- Native name: Əmi Ağa oğlu Məmmədov
- Born: 1922 Baku, Azerbaijan SSR
- Died: 26 March 1944 (aged 21–22) Mykolaiv, Ukrainian SSR, Soviet Union
- Allegiance: Soviet Union
- Branch: Soviet Navy
- Service years: 1942–1944
- Rank: Matros
- Unit: 384th Separate Naval Infantry Battalion
- Conflicts: World War II Odessa Offensive; ;
- Awards: Hero of the Soviet Union

= Ami Mammadov =

Soviet Navy seaman

Ami Agha oglu Mammadov (Əmi Ağa oğlu Məmmədov; 1922–26 March 1944) was a Soviet Navy Matros and a posthumous Hero of the Soviet Union. Mammadov was posthumously awarded the title on 20 April 1945 for his actions during the capture of Mykolaiv. Mammadov reportedly destroyed several German vehicles with his anti-tank rifle and was killed when the house he was defending collapsed under German fire.

== Early life ==
Mammadov was born in 1922 in Baku in the family of a worker. He graduated from seventh grade. After completing his education Mammadov worked as a fitter and then a driver in the Azizbekovneft oilfield.

== World War II ==
In 1942, Mammadov was drafted into the Soviet Navy. He became a Matros in the Black Sea Fleet Naval Infantry. In May 1943 he became an Anti-tank rifleman in the 384th Separate Naval Infantry Battalion. In the fall of 1943, he fought in the amphibious operations to capture Taganrog, Mariupol, and Osipenko.

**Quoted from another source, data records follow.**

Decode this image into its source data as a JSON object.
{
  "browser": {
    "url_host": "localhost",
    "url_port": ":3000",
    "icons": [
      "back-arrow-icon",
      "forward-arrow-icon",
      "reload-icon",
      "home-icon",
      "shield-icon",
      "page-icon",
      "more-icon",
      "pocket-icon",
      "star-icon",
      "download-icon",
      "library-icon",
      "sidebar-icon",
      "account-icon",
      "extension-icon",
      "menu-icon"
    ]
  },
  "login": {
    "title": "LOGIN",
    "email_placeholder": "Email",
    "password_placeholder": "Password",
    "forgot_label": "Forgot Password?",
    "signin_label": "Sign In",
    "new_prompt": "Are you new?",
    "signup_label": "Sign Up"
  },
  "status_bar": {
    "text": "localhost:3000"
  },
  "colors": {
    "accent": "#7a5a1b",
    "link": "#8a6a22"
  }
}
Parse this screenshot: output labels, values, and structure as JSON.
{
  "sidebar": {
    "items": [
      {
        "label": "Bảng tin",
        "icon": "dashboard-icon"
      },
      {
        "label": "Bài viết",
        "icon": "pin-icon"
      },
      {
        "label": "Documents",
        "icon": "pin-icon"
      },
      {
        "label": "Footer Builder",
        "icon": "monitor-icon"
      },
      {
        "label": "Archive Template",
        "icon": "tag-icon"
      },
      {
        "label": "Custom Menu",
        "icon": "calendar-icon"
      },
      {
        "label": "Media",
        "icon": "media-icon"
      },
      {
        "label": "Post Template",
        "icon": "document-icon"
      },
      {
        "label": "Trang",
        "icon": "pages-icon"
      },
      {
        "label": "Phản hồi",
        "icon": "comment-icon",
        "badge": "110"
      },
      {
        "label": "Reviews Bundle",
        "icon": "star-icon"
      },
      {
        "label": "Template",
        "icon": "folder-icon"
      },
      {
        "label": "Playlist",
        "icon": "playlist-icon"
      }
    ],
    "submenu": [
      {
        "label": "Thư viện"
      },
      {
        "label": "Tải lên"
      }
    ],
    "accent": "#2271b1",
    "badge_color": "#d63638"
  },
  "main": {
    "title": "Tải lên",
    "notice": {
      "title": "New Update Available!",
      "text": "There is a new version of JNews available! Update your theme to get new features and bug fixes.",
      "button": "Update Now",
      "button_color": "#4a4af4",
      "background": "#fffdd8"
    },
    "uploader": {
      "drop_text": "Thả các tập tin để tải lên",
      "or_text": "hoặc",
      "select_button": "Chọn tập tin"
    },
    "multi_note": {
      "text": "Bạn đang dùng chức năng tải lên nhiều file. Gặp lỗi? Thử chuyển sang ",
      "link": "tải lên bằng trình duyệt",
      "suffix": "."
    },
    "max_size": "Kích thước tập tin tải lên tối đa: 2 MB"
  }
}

In late March, the 28th Army began fighting to capture Mykolaiv. To help their advance, a detachment from 384th Battalion of 55 sailors under the command of Senior lieutenant Konstantin Olshansky was landed in Mykolaiv. Mammadov took up positions in a wooden house along with nine other soldiers under the command of Starshina 1st class Yury Lisitsyn. At dawn, the detachment was attacked by German troops. The attack was repulsed by soldiers positioned in a cement shed. The German troops renewed the attack, attempting to bypass the cement shed, and were stopped by fire from the wooden house. The German forces brought up mortars, tanks, and artillery, shelling the positions of the landing force. During the fourth attack, the German troops concentrated on the wooden house, killing one of its defenders. Before the fifth attack, German troops used Nebelwerfers and thermite shells to set fire to the wooden house. Three of the defenders were killed by shrapnel and machine gun fire. Most of the defenders of the house were wounded. Mammadov reportedly continued to fire his anti-tank gun, disabling a tank, two armored cars, and six firing points. Mammadov reportedly killed dozens of German soldiers. A sixth attack was repulsed, and during a seventh attack the burning house collapsed under tank fire. Mammadov and five others died in the building.

Mammadov was buried in a mass grave in the park of 68 Marines in Mykolaiv. On 20 April 1945 Mammadov was posthumously awarded the title Hero of the Soviet Union and the Order of Lenin, along with the other participants in the operation.

== Legacy ==
A bust of Mammadov was built in Baku near School No. 101.